En plus des poursuites judiciaire, BP voit son action chuter. L’action du pétrolier britannique a dégringolé mardi de plus de 13% à la Bourse de Londres. Cet effondrement est dû à l’échec de sa tentative de colmatage de la fuite de ce week-end. La compagnie British Petroleum a perdu près de 18 milliards de dollars de capitalisation boursière en l’espace d’une séance. Depuis le début de la catastrophe, la compagnie a dû faire face à l’effondrement de sa valorisation de plus de 60 milliards de dollars, pour arriver aujourd’hui aux alentour de 116 milliards de dollars.
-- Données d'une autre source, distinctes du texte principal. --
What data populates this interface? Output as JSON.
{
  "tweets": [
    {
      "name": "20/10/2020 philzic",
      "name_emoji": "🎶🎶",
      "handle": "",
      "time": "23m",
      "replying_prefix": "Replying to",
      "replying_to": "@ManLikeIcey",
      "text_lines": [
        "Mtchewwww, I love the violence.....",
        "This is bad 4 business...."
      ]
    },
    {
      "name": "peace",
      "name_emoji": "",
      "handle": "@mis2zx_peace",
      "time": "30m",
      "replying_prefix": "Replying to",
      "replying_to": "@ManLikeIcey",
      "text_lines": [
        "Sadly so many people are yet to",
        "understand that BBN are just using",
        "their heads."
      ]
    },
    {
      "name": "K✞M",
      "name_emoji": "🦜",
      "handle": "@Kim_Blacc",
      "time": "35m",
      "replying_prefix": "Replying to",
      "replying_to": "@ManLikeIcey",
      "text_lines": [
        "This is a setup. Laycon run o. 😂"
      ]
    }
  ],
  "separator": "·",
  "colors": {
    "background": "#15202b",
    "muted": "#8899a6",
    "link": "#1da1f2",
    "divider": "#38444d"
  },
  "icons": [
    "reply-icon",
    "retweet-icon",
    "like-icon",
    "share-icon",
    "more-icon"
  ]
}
L’appel à l’aide des États-Unis

Les autorités américaines font appel à l’aide internationale (Pays-Bas, Canada et Mexique) pour des équipements spéciaux, notamment des pompes pour récupérer le pétrole à la surface de l’eau dans le golfe du Mexique. Le commandant des gardes-côtes, l’amiral Thad Allen, a indiqué lors d’un point presse le 1er juin, que « certains équipements dont nous avons le plus besoin en ce moment sont des équipements pour pomper le pétrole. Nous sommes en train d’étudier les propositions étrangères d’assistance ».
D’après les estimations faites par les gardes-côtes, la fuite ne devrait pas s’arrêter avant le mois d’août, a ajouté l’amiral. Et l’arrivée de la saison des ouragans risque de pousser le pétrole brut à l’intérieur des marais de Louisiane et endommager tout l’écosystème.